Adults can learn lesson from children -- Butler
When it comes to racism we should learn from our kids, said a top educator.
"It's amazing how children don't notice colour; it's never an issue,'' Dellwood Primary School Principal Dale Butler yesterday told a luncheon gathering of the Hamilton Lions Club.
"I've seen them playing marbles, sharing toys, and the only time the issue of race arises is when they've heard something said in the home. Even then they don't know what it's all about.'' Adults, meanwhile, continue to stumble on, bogged down by histories of oppression and colonialism, unable to break with the past or perceive a common future. We're not born racist said Mr.

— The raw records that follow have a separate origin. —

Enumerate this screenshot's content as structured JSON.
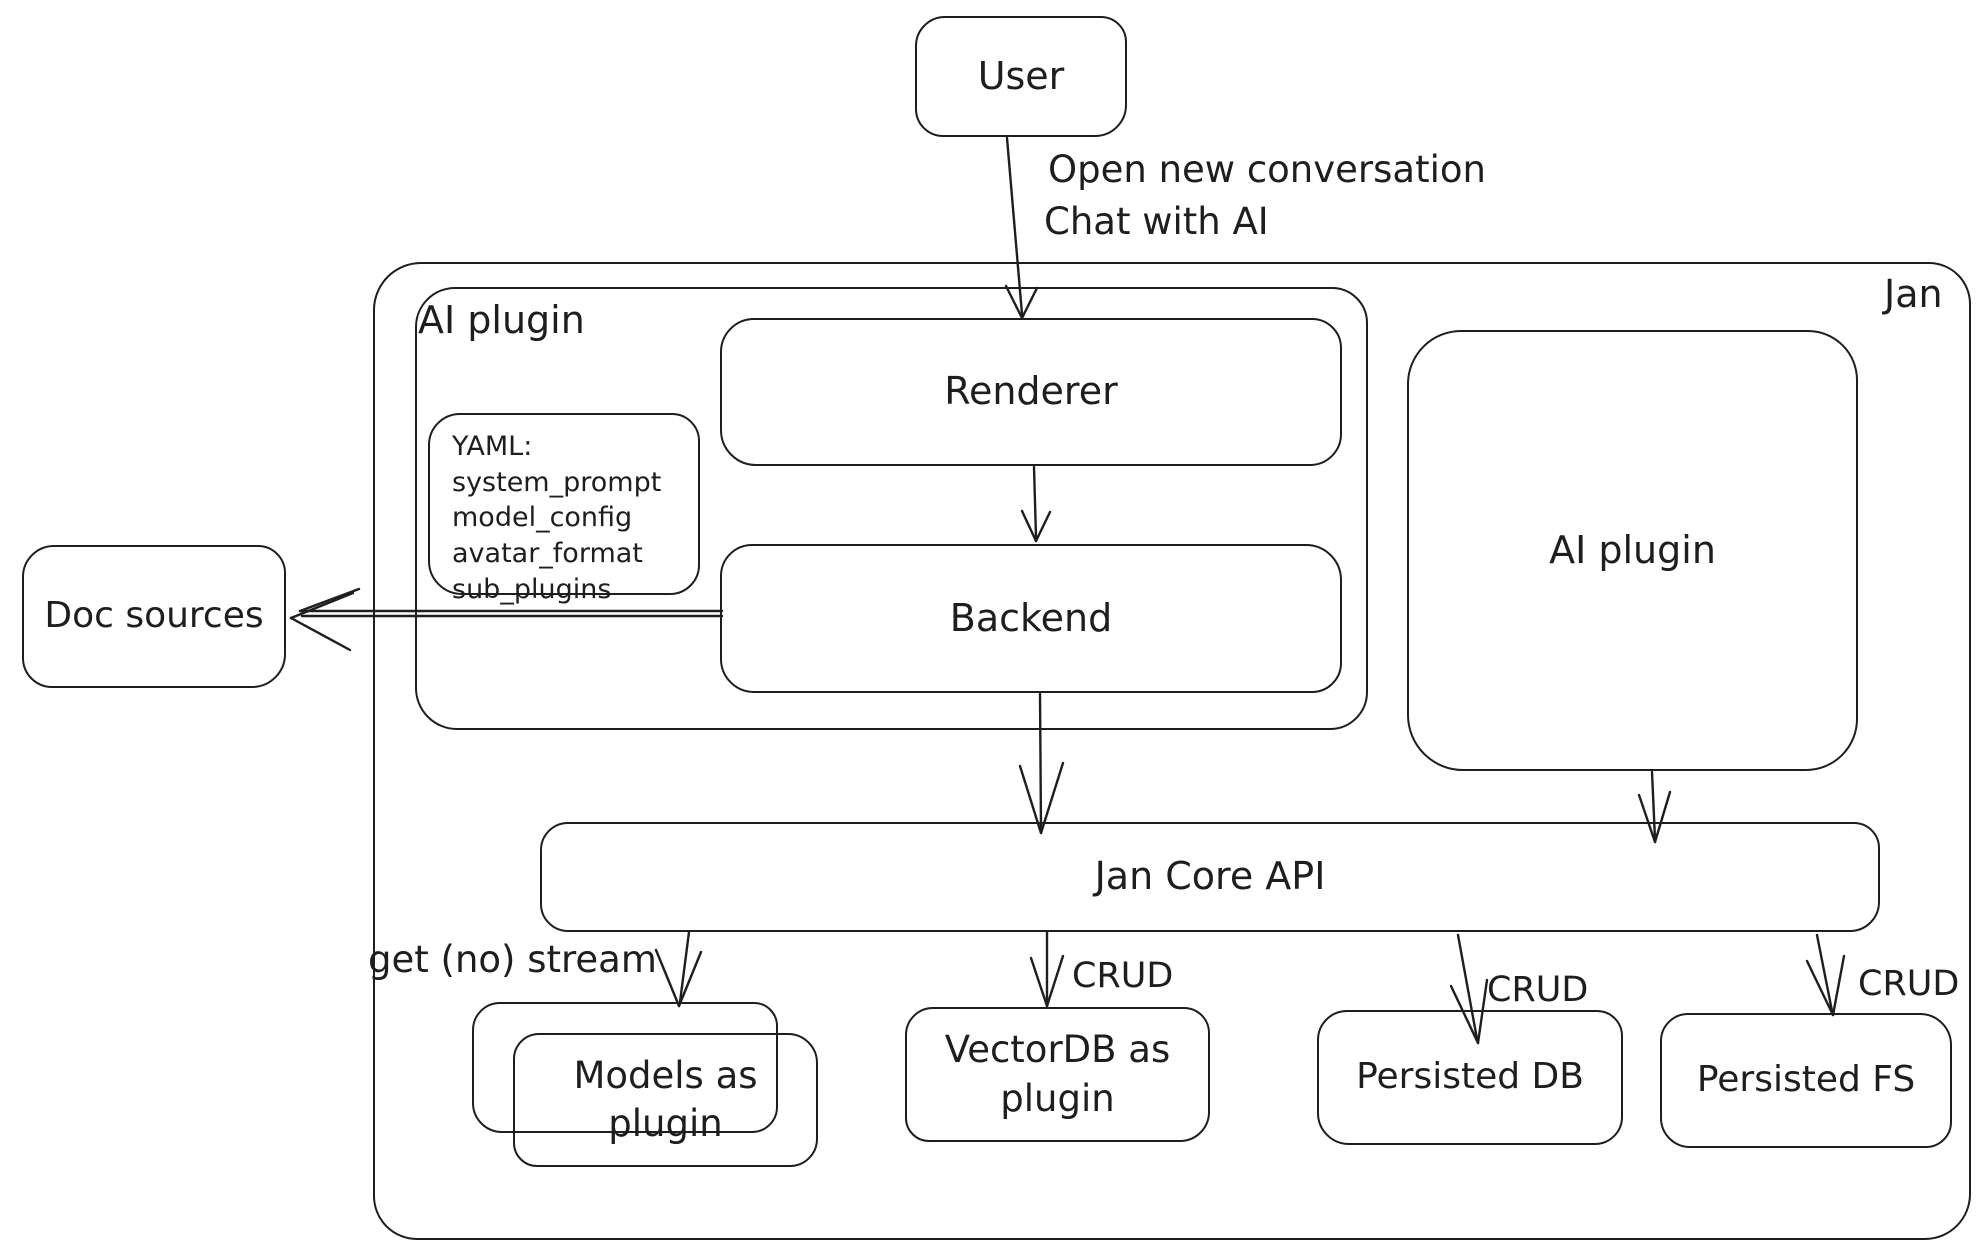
{
  "colors": {
    "stroke": "#1e1e1e",
    "background": "#ffffff"
  },
  "nodes": {
    "user": "User",
    "jan": "Jan",
    "ai_plugin_left": "AI plugin",
    "renderer": "Renderer",
    "backend": "Backend",
    "ai_plugin_right": "AI plugin",
    "doc_sources": "Doc sources",
    "jan_core_api": "Jan Core API",
    "models_plugin": "Models as plugin",
    "vectordb_plugin": "VectorDB as plugin",
    "persisted_db": "Persisted DB",
    "persisted_fs": "Persisted FS"
  },
  "yaml_note": {
    "lines": [
      "YAML:",
      "system_prompt",
      "model_config",
      "avatar_format",
      "sub_plugins"
    ]
  },
  "edges": {
    "user_to_renderer": {
      "label_line1": "Open new conversation",
      "label_line2": "Chat with AI"
    },
    "jan_core_to_models": {
      "label": "get (no) stream"
    },
    "jan_core_to_vectordb": {
      "label": "CRUD"
    },
    "jan_core_to_persisted_db": {
      "label": "CRUD"
    },
    "jan_core_to_persisted_fs": {
      "label": "CRUD"
    }
  }
}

Butler, it's been handed down throughout history.
And Bermuda offers the perfect laboratory through which to observe the racial dynamic, he said in an off-the-cuff speech at the Pier 6 restaurant.
"Growing up on Angle Street, a predominantly black neighbourhood; going to an all-black school. I grew up and never heard the word "white'' mentioned. It's hard to believe but it's true.
"To me a Bermudian was a Bermudian.'' But race clearly plays its hand across Bermuda, he added.
"It's evident in terms of power, you can see it at work in the economy.'' It's even tangible at the social level, at work in something as harmless as the Bermuda Festival.
"You see very few black people at classical music concerts; at the same time very few whites attend jazz concerts, though the crowd appeared to be half-and-half for the (recent) Jackie Torrence concert,'' he said.
Recent movements to bridge the colour gap are to be applauded, but it's too early to tell if organisations such as Beyond Barriers, the National Association for Reconciliation, and the Commission on Unity and Racial Equality are making an impact.
Meanwhile unity and integration very quickly break down said Mr. Butler, despite the best efforts of groups such as the Lions, Rotarians, or Kiwanis.
Advance on the other hand, can be measured easily: "We'll really be making progress when a white person says `yes' to joining the PLP because they believe in what it stands for, or when more white people take their seats at a St. Paul's AME Church concert,'' he said.